For their project Neighbors , Karin Sander and Philip Ursprung are supported by managing curator Sassa Trülzsch, project leader Tobias Becker and researcher Berit Seidel.
Find out more about the project in the press release.
Giardini Days: Play for Two Pavilions
Authors: Adam Jasper, Elisa Silva and Philip Ursprung
With Pablo Aguilar as “Pavilion of Venezuela”, Philip Ursprung as “Pavilion of Switzerland” and Clara Richard as “Narrator.”
Director: Stephan Müller
Coordination: Berit Seidel
Recording and Production: Vivian Wang in May 2023
The podcast “Giardini Days: Play for Two Pavilions” was written by Adam Jasper, Elisa Silva and Philip Ursprung for the exhibition “Neighbours” by Karin Sander and Philip Ursprung at the Swiss Pavilion of the 18th International Architecture Exhibition – La Biennale di Venezia.

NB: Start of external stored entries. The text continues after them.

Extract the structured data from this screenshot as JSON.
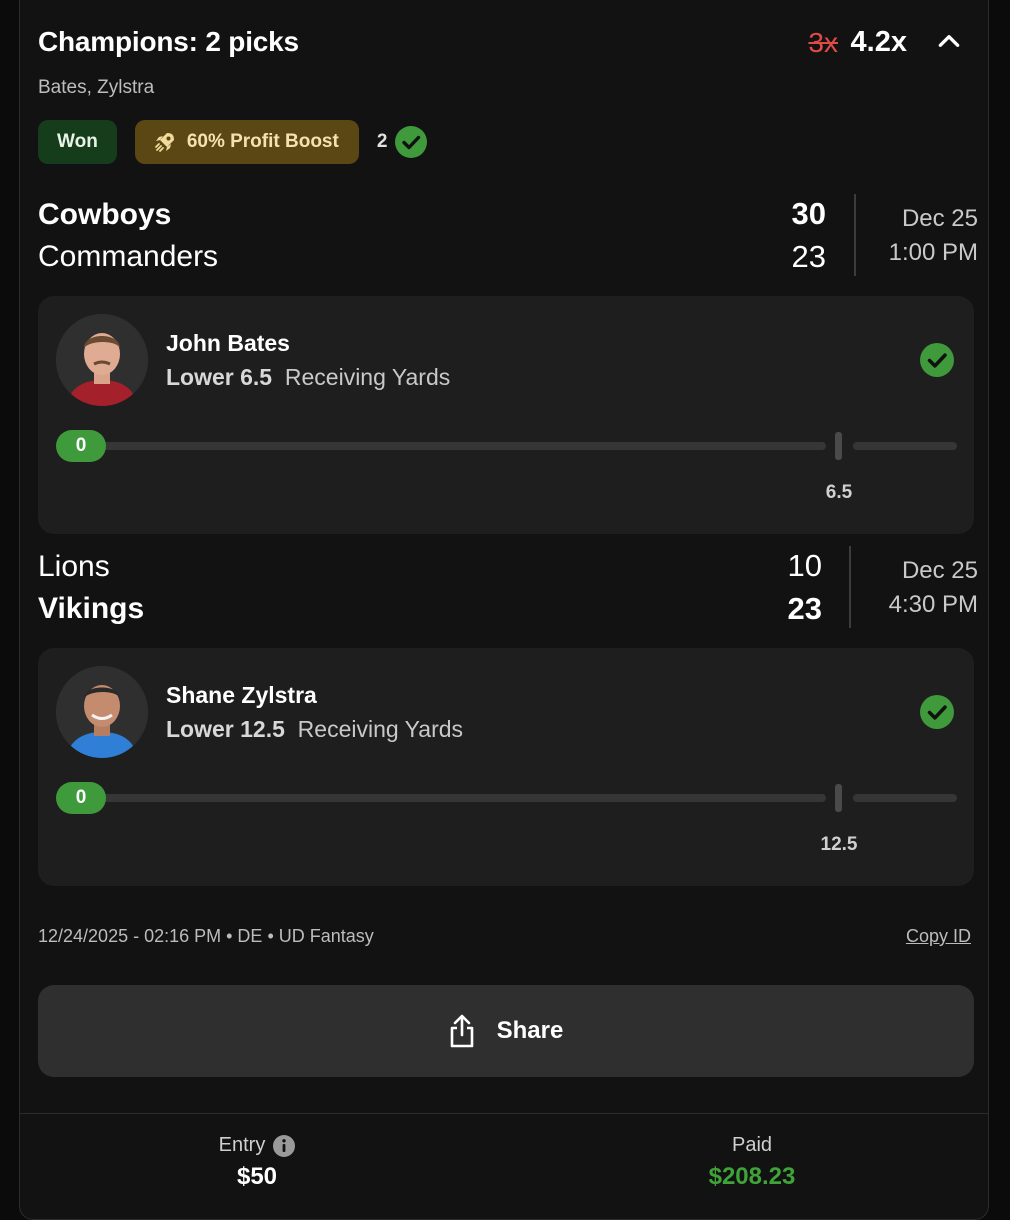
{
  "header": {
    "title": "Champions: 2 picks",
    "multiplier_old": "3x",
    "multiplier_new": "4.2x",
    "players_summary": "Bates, Zylstra"
  },
  "badges": {
    "status": "Won",
    "boost": "60% Profit Boost",
    "correct_count": "2"
  },
  "games": [
    {
      "team1": "Cowboys",
      "score1": "30",
      "team2": "Commanders",
      "score2": "23",
      "date": "Dec 25",
      "time": "1:00 PM",
      "winner": 1
    },
    {
      "team1": "Lions",
      "score1": "10",
      "team2": "Vikings",
      "score2": "23",
      "date": "Dec 25",
      "time": "4:30 PM",
      "winner": 2
    }
  ],
  "picks": [
    {
      "player": "John Bates",
      "direction_line": "Lower 6.5",
      "stat": "Receiving Yards",
      "actual": "0",
      "line_label": "6.5",
      "result": "check"
    },
    {
      "player": "Shane Zylstra",
      "direction_line": "Lower 12.5",
      "stat": "Receiving Yards",
      "actual": "0",
      "line_label": "12.5",
      "result": "check"
    }
  ],
  "meta": {
    "timestamp": "12/24/2025 - 02:16 PM • DE • UD Fantasy",
    "copy_id": "Copy ID"
  },
  "share_label": "Share",
  "footer": {
    "entry_label": "Entry",
    "entry_value": "$50",
    "paid_label": "Paid",
    "paid_value": "$208.23"
  },
  "colors": {
    "won_green": "#3f9a3b",
    "paid_green": "#3fa33a",
    "strike_red": "#e24b44",
    "boost_gold": "#5a4714"
  }
}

The entire play is published in the book “Neighbours: A Manifesto, A Play for Two Pavilions and Ten Conversations”, edited by Karin Sander and Philip Ursprung, Park Books, Zurich, 2023.
The podcast can be listened to on this link.
Karin Sander and Philip Ursprung host a series of public dialogues with various experts,
ranging from architecture, to photography and plant ecology. The program of speakers has been curated to draw you in. But the people you will meet on your left and your right, and those you encounter on your way, have not been pre-planned. Everything that they bring to the table is a surprise. You, too, are welcome to speak. The talks will be held in English, partly in the Swiss Pavilion and partly at Palazzo Trevisan degli Ulivi at Zattere.
Swiss presentations in the main exhibition
The main exhibition of the 18th International Architecture Exhibition– La Biennale di Venezia is titled The Laboratory of the Future and can be seen at the Giardini and Arsenale. By invitation of the curator Lesley Lokko, the Swiss artist Ursula Biemann (Zurich) and the collective Le laboratoire d'architecture (Vanessa Lacaille and Mounir Ayoub, Geneva) – who represented Switzerland in Biennale Architettura 2021 – will take part in the main exhibition (in the section called Dangerous Liaisons) and will feature experimental practices that seek to expand our understanding of what it means to decolonise knowledge and production. Swiss Arts Council Pro Helvetia sponsors both presentations in the central exhibition.